Tensorflow has an intrinisic limitation in the tensor rank allowed in its most basic operations. To get around this limitation, we can inflate and deflate the interaction index dimensions. Let's take a look at generating deflated constituent parameters and inflating them:

In [10]:
t, n = beta.generate_tensors(batch_shape=[5], flatten_indices=True)
print([f"{k}: {v.shape}" for k, v in t.items()])

['beta__: (5, 1, 100)', 'beta__smoking: (5, 2, 100)', 'beta__race: (5, 5, 100)', 'beta__race_smoking: (5, 10, 100)', 'beta__sex: (5, 2, 100)', 'beta__sex_smoking: (5, 4, 100)', 'beta__sex_race_smoking: (5, 20, 100)']

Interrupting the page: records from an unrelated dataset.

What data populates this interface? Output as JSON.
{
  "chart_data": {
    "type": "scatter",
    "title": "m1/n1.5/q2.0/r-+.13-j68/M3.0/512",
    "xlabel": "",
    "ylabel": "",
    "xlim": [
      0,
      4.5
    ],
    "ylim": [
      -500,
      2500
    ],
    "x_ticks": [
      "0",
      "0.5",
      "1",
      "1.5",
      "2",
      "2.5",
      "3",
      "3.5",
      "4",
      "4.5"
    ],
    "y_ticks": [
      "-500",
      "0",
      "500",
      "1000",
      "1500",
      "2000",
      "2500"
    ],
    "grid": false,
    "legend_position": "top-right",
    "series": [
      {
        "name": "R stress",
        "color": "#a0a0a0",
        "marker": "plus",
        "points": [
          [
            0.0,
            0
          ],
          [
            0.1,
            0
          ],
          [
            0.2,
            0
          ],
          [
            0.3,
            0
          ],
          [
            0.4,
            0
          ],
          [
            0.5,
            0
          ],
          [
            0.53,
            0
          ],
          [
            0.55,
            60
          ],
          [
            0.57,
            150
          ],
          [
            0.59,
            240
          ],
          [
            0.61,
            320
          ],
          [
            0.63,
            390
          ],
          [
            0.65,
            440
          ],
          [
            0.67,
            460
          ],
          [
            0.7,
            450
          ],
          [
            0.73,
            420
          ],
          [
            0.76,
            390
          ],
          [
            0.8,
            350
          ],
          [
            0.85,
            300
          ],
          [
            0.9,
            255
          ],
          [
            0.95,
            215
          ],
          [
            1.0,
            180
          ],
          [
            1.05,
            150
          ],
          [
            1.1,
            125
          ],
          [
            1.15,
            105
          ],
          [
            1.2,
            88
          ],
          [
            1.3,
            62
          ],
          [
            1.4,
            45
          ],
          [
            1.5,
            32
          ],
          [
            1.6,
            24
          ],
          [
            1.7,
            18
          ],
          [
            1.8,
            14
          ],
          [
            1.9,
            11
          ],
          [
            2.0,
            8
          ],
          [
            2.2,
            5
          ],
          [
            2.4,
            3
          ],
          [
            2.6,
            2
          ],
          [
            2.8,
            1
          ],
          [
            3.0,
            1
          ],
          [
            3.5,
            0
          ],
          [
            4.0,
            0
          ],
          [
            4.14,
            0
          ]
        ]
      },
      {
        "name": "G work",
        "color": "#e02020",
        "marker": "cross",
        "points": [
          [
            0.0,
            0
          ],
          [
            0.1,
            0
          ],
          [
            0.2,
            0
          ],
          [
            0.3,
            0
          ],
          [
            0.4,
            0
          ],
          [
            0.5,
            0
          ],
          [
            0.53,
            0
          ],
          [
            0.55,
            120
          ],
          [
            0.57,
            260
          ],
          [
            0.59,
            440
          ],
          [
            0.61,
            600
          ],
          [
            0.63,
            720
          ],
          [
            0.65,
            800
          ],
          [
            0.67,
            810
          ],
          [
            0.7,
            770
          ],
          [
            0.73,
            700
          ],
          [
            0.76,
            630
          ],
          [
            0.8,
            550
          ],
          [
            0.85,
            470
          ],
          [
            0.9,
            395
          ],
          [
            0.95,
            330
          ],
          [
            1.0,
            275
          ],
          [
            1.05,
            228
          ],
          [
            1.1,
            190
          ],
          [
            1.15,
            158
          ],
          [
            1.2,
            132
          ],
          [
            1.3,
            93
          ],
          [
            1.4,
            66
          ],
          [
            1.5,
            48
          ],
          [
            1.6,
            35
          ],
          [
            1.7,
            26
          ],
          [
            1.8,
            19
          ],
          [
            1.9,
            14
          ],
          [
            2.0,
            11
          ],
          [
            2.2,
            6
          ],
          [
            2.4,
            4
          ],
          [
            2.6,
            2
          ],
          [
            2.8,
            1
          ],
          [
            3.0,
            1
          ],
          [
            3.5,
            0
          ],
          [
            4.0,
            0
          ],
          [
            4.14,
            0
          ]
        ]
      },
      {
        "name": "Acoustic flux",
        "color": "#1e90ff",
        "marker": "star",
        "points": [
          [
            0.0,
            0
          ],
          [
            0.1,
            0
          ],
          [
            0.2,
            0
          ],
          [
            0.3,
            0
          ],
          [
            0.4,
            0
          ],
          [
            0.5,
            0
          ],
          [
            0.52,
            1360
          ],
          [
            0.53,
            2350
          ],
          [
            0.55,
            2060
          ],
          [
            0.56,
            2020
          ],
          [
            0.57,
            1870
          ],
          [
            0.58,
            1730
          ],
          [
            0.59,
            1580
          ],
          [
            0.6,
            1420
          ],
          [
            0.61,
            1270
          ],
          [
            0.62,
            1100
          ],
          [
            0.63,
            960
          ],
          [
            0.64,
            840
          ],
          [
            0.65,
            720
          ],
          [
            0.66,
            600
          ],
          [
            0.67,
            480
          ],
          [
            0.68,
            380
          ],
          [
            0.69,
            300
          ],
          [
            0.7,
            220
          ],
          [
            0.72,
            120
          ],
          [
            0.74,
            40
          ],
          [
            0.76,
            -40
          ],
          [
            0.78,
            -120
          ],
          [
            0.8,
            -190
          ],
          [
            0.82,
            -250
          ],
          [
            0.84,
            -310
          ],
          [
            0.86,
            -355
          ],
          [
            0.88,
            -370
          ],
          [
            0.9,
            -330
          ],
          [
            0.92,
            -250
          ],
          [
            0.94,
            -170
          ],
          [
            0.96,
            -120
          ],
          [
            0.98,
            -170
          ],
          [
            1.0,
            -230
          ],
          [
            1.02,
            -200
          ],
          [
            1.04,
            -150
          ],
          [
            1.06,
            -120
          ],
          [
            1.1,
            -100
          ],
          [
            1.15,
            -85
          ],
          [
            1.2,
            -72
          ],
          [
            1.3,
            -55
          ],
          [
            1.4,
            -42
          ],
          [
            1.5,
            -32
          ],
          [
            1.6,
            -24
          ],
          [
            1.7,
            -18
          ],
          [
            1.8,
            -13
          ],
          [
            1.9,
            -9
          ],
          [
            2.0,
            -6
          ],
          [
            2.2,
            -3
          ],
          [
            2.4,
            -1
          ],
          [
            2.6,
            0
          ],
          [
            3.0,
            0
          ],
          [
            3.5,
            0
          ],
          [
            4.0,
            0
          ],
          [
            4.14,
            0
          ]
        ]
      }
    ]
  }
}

So you see here that the middle axes corresponding to the interaction indices has collapsed into a single axis in each of the parameter tensors. To re-inflate, we have the method:

In [11]:
t1 = beta.inflate_indices(t)
print([f"{k}: {v.shape}" for k, v in t1.items()])

['beta__: (5, 1, 1, 1, 100)', 'beta__smoking: (5, 1, 1, 2, 100)', 'beta__race: (5, 1, 5, 1, 100)', 'beta__race_smoking: (5, 1, 5, 2, 100)', 'beta__sex: (5, 2, 1, 1, 100)', 'beta__sex_smoking: (5, 2, 1, 2, 100)', 'beta__sex_race_smoking: (5, 2, 5, 2, 100)']


And all is good in the world. Happy 2022!